Ich hatte mich auf eine Drachengeschichte gefreut und war gespannt, welches Geheimnis hinter Tamsyns schnellen Heilungen liegen. In dieser Story gibt es nämlich nicht nur Drachen, sondern auch Hexen, Huldras und sicherlich noch weitere magische Wesen, die in weiteren Bänden auftauchen. Zumindest könnte ich mir das vorstellen.

Die Story hat richtig gut begonnen. Man lernt gleich Tamsyns Aufgabe als Prügelmädchen kennen und ich fand es erschreckend, wie man solch eine Aufgabe als Ehre empfinden kann. Zu wissen, dass Tamsyn schon als kleines Mädchen diese Aufgabe übernommen musste, hatte mein Mamaherz schon schmerzen lassen. Ich bin bei Kindern ja jetzt ziemlich emotional geworden.

Leider hat mich die Story ziemlich schnell dann aber auch verloren. Begonnen hat es mit der Spice-Szene in der Hochzeitsnacht. Die Szene selbst ist gut geschrieben, ich fand sie in dem Setting aber irgendwie nicht glaubwürdig. Als später dann ein Rückblick aus der Sicht eines Drachen kam, hatte ich mich auch sehr gewundert, wie das beschrieben wurde.

Bei Tamsyn und Fell habe ich die Gefühle leider nicht so nachfühlen können. Das habe ich oft, wenn die Anziehung und der Spice direkt da sind. Würde ich weiterlesen, könnte sich das ändern, je mehr Szenen die beiden zusammen haben und ich wirklich erlebe, wie sich die Liebe im Alltag zeigt. Was sie einander zu schätzen lernen, abseits der Äußerlichkeiten. Ich mag persönlich Slow Burn einfach lieber.

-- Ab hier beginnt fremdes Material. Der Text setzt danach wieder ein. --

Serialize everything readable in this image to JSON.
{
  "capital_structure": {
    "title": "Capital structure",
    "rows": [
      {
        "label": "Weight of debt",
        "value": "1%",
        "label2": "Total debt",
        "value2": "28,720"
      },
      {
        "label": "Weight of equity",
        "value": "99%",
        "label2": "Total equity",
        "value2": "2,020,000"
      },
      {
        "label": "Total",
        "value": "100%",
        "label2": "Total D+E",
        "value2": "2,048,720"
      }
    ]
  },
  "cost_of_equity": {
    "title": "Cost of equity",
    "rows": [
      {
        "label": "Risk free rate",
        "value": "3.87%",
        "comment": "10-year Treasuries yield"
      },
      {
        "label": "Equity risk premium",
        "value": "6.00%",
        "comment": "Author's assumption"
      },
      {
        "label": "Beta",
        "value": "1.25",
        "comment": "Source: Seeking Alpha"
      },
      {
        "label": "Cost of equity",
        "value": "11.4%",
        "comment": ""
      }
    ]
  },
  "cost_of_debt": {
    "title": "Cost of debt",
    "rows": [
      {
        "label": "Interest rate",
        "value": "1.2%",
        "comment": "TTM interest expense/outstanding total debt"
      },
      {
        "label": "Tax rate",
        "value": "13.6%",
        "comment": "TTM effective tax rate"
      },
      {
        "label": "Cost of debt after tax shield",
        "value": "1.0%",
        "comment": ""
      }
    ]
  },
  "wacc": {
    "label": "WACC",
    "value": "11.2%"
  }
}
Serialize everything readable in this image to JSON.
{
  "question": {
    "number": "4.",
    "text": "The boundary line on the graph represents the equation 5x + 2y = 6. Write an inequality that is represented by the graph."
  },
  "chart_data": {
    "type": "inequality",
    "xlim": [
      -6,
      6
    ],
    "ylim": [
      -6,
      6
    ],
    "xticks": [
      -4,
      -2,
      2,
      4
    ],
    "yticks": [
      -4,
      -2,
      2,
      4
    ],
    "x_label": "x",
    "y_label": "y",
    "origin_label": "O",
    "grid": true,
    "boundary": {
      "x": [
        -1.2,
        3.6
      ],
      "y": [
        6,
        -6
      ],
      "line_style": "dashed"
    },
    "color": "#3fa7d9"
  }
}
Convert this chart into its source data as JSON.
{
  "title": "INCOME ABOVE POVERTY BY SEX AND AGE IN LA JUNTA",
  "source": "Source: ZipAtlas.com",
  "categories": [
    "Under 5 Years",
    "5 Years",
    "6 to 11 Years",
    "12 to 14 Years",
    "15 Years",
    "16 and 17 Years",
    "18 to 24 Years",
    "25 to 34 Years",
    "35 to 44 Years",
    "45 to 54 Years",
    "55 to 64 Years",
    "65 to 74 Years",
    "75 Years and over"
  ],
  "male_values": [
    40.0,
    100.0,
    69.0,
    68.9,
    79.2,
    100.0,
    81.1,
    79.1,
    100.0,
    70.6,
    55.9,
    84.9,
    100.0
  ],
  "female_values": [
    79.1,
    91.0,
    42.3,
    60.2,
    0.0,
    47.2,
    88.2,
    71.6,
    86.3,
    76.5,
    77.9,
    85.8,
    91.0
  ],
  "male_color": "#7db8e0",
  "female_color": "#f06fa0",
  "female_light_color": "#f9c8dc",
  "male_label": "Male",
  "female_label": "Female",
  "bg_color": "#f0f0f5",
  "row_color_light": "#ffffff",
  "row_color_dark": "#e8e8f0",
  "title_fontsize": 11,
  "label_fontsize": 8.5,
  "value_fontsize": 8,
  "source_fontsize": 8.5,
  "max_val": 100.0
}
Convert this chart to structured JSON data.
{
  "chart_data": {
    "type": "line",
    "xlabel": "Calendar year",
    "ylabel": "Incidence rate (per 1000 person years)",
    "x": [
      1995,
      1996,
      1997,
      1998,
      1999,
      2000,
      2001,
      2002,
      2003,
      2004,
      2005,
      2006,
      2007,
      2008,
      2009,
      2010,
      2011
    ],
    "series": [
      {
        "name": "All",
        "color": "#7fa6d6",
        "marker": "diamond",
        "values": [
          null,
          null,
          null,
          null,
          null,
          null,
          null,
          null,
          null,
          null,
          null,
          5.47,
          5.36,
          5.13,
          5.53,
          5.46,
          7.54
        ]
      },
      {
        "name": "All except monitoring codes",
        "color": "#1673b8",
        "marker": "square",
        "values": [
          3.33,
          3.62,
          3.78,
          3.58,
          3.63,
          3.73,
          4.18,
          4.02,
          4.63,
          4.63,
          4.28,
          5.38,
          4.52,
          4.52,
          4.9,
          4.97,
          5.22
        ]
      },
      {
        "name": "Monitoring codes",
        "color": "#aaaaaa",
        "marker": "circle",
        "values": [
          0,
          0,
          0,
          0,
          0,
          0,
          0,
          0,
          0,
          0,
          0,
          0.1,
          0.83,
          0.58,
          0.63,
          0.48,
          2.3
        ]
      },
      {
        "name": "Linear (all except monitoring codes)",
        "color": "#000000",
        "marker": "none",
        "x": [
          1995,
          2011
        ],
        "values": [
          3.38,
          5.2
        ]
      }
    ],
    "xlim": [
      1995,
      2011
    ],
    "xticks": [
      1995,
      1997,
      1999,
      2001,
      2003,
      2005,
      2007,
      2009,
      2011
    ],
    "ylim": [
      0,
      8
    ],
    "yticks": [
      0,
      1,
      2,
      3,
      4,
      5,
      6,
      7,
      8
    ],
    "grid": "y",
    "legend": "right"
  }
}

Ansonsten fand ich nicht, dass wirklich viel passiert. Am Anfang viele Monologe, wodurch man vor allem Tamsyn und ihr Pflichtgefühl kennenlernt. Die Reise von Königspalast zu Fells Burg ist auch etwas langatmig. Hier lernt man zwar mehr über die Welt und ein bisschen was von der Magie kennen, aber es wird nur angerissen und das fand ich schade. Auch Tamsyns Geheimnis, welches wir im Laufe der Story erfahren, sorgt in dem Moment nur für einen kurzen Spannungsschub.

Da die Reihe als Dilogie aufgebaut ist, hätte ich mir im ersten Band schon mehr Action und mehr Einsichten ins Worldbuilding erhofft. So konnte es mich nicht überzeugen, den zweiten Band zu lesen.